Human Rights Watch (HRW) has heavily criticised a new Egyptian anti-terror law giving a broad definition of what constitutes a "terrorist act."
Egyptians expressing their opinion on social media and in printed or online journalism may be considered to be comitting "civil disobedience" and consequently vulnerable to the new law.
HRW’s Deputy Middle East and North Africa Director Nadim Houry said, "With this sweeping new decree, Egypt's president has taken a big step toward enshrining a permanent state of emergency as the law of the land."
He also added, "The government has equipped itself with even greater powers to continue stamping out its critics and opponents under its vague and ever-expanding war on terrorism."
The approval of the anti-terrorism law gained momentum after a state prosecutor was assasinated in a car bombing in late June and large scale attacks hit the Sinai Peninsula in early July.
Despite the fact that the United States has supported Egypt’s fight against terrorism, the country’s intellectuals and activists raised the question of possible abuses of human rights in the name of the new anti-terrorist bill.
US State Department spokesman John Kirby said on Tuesday "We are concerned that some measures in Egypt's new anti-terrorism law could have a significant detrimental impact on human rights and fundamental freedoms, including due process safeguards, freedom of association, and freedom of expression."
Also, press freedom groups criticised the new sanctions under the new anti-terrorism bill as threatening the free flow of expression through the internet and other sources.
Mai el-Sadany, who is a fellow at the Tahrir Institute for Middle East Policy, said that the new definition of terrorism is too ambiguous, leaving such cases susceptible to being bent by political will. She also added that someone expressing dissent through peaceful means could possibly stand trial as a ‘’terrorist’’ under the new law.
Osama Rushdi, a former member of the National Council for Human Rights under former president Mohammed Morsi tweeted that the new legislation is a "jungle law to terrorise society and to officially clamp down on the rights and guarantees for fair trials."

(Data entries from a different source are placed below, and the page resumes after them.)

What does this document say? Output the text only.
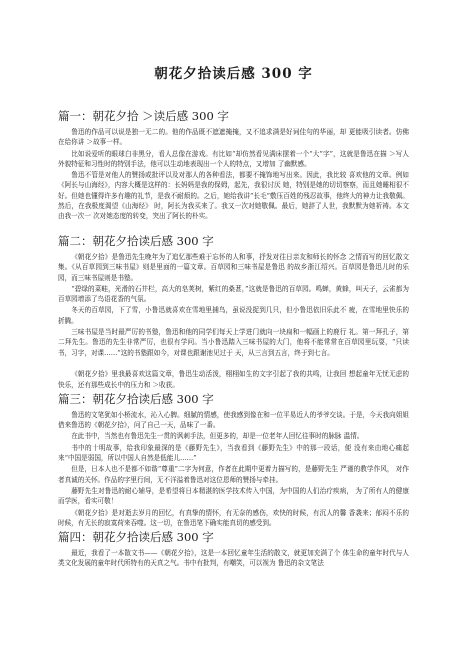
朝花夕拾读后感 300 字
篇一：朝花夕拾 ＞读后感 300 字

鲁迅的作品可以说是独一无二的。他的作品既不遮遮掩掩，又不追求满是好词佳句的华丽，却 更能吸引读者。仿佛在给你讲 ＞故事一样。

比如说爱听的眼球白非黑分，看人总像在游戏。有比如“却仿然看见满床摆着一个“大”字”，这就是鲁迅在描 ＞写人外貌特征和习性时的特别手法，他可以生动地表现出一个人的特点，又增加 了幽默感。

鲁迅不管是对他人的赞扬或批评以及对那人的各种看法，都要不掩饰地写出来。因此，我比较 喜欢他的文章。例如《阿长与山海经》，内容大概是这样的：长妈妈是我的保姆，起先，我很讨厌 她，特别是她的切切察察，而且她睡相很不好。但她也懂得许多有趣的礼节，是我不耐烦的。之后，她给我讲“长毛”敷压百姓的残忍故事，他终大的神力让我敬佩。然后，在我极度渴望《山海经》 时，阿长为我买来了。我又一次对她敬佩。最后，她辞了人世，我默默为她祈祷。本文由我一次一 次对她态度的转变，突出了阿长的朴实。

篇二：朝花夕拾读后感 300 字

《朝花夕拾》是鲁迅先生晚年为了追忆那些难于忘怀的人和事，抒发对往日亲友和师长的怀念 之情而写的回忆散文集。《从百草园到三味书屋》则是里面的一篇文章。百草园和三味书屋是鲁迅 的故乡浙江绍兴。百草园是鲁迅儿时的乐园，而三味书屋则是书塾。

“碧绿的菜畦，光滑的石井栏，高大的皂荚树，紫红的桑葚，”这就是鲁迅的百草园。鸣蝉，黄蜂，叫天子，云雀都为百草园增添了鸟语花香的气氛。

冬天的百草园，下了雪，小鲁迅就喜欢在雪地里捕鸟，虽说没捉到几只，但小鲁迅依旧乐此不 疲，在雪地里快乐的折腾。

三味书屋是当时最严厉的书塾，鲁迅和他的同学们每天上学进门就向一块扁和一幅画上的鹿行 礼。第一拜孔子，第二拜先生。鲁迅的先生非常严厉，也很有学问。当小鲁迅踏入三味书屋的大门，他将不能常常在百草园里玩耍，“只读书，习字，对课……”这的书塾跟如今，对课也跟谢池见过于 天，从三言到五言，终于到七言。

《朝花夕拾》里我最喜欢这篇文章，鲁迅生动活泼，栩栩如生的文字引起了我的共鸣，让我回 想起童年无忧无虑的快乐，还有那些成长中的压力和 ＞收获。

篇三：朝花夕拾读后感 300 字

鲁迅的文笔犹如小桥流水，沁入心脾。细腻的情感，使我感到像在和一位平易近人的爷爷交谈。于是，今天我向姐姐借来鲁迅的《朝花夕拾》，问了自己一天，品味了一番。

在此书中，当然也有鲁迅先生一贯的讽刺手法，但更多的，却是一位老年人回忆往事时的脉脉 温情。

书中的十明故事，给我印象最深的是《藤野先生》，当我看到《藤野先生》中的那一段话，便 没有来由地心痛起来“中国是弱国，所以中国人自然是低能儿……”

但是，日本人也不是都不如谐“尊重”二字为何意，作者在此期中更着力描写的，是藤野先生 严谨的教学作风， 对作者真诚的关怀。作品的字里行间，无不洋溢着鲁迅对这位恩师的赞扬与牵挂。

藤野先生对鲁迅的耐心辅导，是希望将日本精湛的医学技术传入中国，为中国的人们治疗疾病， 为了所有人的健康而学医，看实可敬！

《朝花夕拾》是对逝去岁月的回忆，有真挚的情怀，有无奈的感伤，欢快的时候，有沉人的馨 香袭来；郁闷不乐的时候，有无长的寂寞荷来吞噬。这一切，在鲁迅笔下确实能真切的感受到。

篇四：朝花夕拾读后感 300 字

最近，我看了一本散文书——《朝花夕拾》，这是一本回忆童年生活的散文，就更加充满了个 体生命的童年时代与人类文化发展的童年时代所特有的天真之气。书中有批判，有嘲笑，可以视为 鲁迅的杂文笔法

Commentator Mahmoud Higazi tweeted, "You will get whacked the moment you open your mouth’’
He added, "If you die then you will be a dead dog - there is no criminal accountability for the law enforcers... say goodbye to your parents and siblings when you leave home."
Morsi, the first democratically elected president of Egypt, was toppled by a coup orchestrated by then Army General Abdul Fattah el Sisi. The government proceeded to suppress the Muslim Brotherhood, the organisation Morsi was a part of, by labelling it as a terrorist organisation and arresting much of its leadership.

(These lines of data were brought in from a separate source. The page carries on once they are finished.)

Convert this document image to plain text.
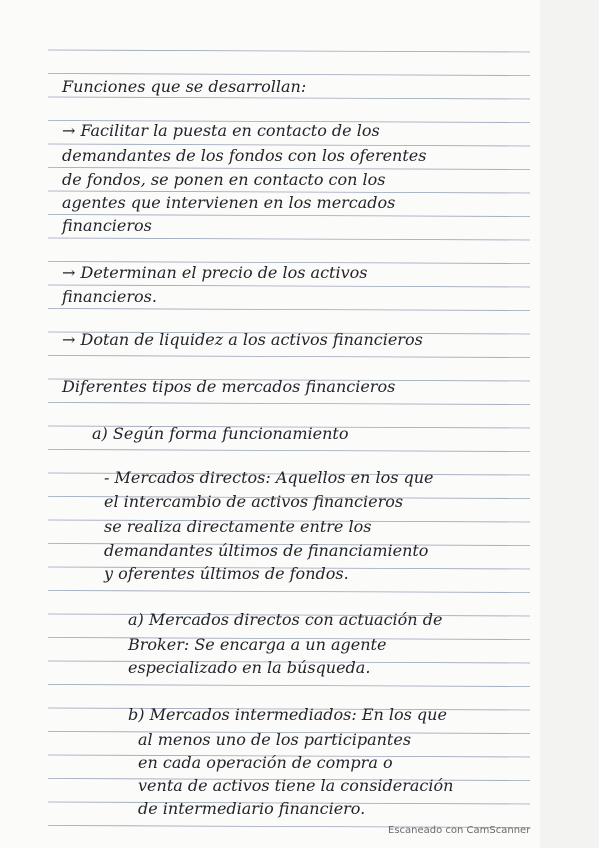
Funciones que se desarrollan:

→ Facilitar la puesta en contacto de los

demandantes de los fondos con los oferentes

de fondos, se ponen en contacto con los

agentes que intervienen en los mercados

financieros

→ Determinan el precio de los activos

financieros.

→ Dotan de liquidez a los activos financieros

Diferentes tipos de mercados financieros

a) Según forma funcionamiento

- Mercados directos: Aquellos en los que

el intercambio de activos financieros

se realiza directamente entre los

demandantes últimos de financiamiento

y oferentes últimos de fondos.

a) Mercados directos con actuación de

Broker: Se encarga a un agente

especializado en la búsqueda.

b) Mercados intermediados: En los que

al menos uno de los participantes

en cada operación de compra o

venta de activos tiene la consideración

de intermediario financiero.

Escaneado con CamScanner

The crackdown has involved mass trials, random detentions and death penalties of hundreds of people since 2013. One reciepient of a death sentence is Morsi.
Security forces have responded harshly to peaceful protests demanding the reinstation of Morsi, with more than 1,000 people being killed during the demonstrations.

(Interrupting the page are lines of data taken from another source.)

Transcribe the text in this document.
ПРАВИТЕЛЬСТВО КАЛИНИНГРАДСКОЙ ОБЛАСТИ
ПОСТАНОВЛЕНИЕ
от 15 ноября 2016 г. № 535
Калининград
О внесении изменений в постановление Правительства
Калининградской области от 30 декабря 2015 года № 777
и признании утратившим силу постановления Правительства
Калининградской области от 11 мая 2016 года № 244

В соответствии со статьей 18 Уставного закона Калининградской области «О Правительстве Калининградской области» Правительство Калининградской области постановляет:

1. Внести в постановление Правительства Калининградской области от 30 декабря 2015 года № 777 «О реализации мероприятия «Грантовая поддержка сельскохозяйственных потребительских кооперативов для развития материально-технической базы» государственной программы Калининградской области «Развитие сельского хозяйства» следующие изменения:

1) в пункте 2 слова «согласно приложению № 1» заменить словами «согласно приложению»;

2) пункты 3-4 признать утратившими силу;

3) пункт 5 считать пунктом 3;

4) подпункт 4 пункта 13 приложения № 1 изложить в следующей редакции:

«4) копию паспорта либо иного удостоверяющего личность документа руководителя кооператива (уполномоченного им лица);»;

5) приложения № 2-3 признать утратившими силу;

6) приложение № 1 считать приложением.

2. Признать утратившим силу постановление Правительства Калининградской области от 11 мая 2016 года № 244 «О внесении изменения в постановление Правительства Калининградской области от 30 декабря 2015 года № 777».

There was a lack of press freedom in Egypt even before the anti-terrorism law was approved. Three Al-Jazeera journalists were arrested and charged with supporting "illegal groups," referring to the Brotherhood.
The laws will establish ‘’special courts’’ and protect military and police officers who have used force from legal consequences.
The bill also allows security forces to employ violence or force in "anti-terrorism" operations, acquitting them of any legal concequences later.
Pre-trial detention periods will be extended for suspects arrested without charge.
Article 33 is among the most criticised part of the new anti-terrorism bill and specifies punishments for individuals who spread "false information."
The law originally stipulated a two-year prison sentences for individuals who are found guilty of this crime. However, Egypt's cabinet changed the law, replacing the jail sentence with a fine of between $25,000 and $65,000.
Both the Egyptian Journalist Syndicate and the National Council for Human rights have announced that they were not consulted during the law making process.
Amnesty International also called on the government to withdraw the draft law, saying it is a potential instrument for authorities to "criminalise the exercise of human rights."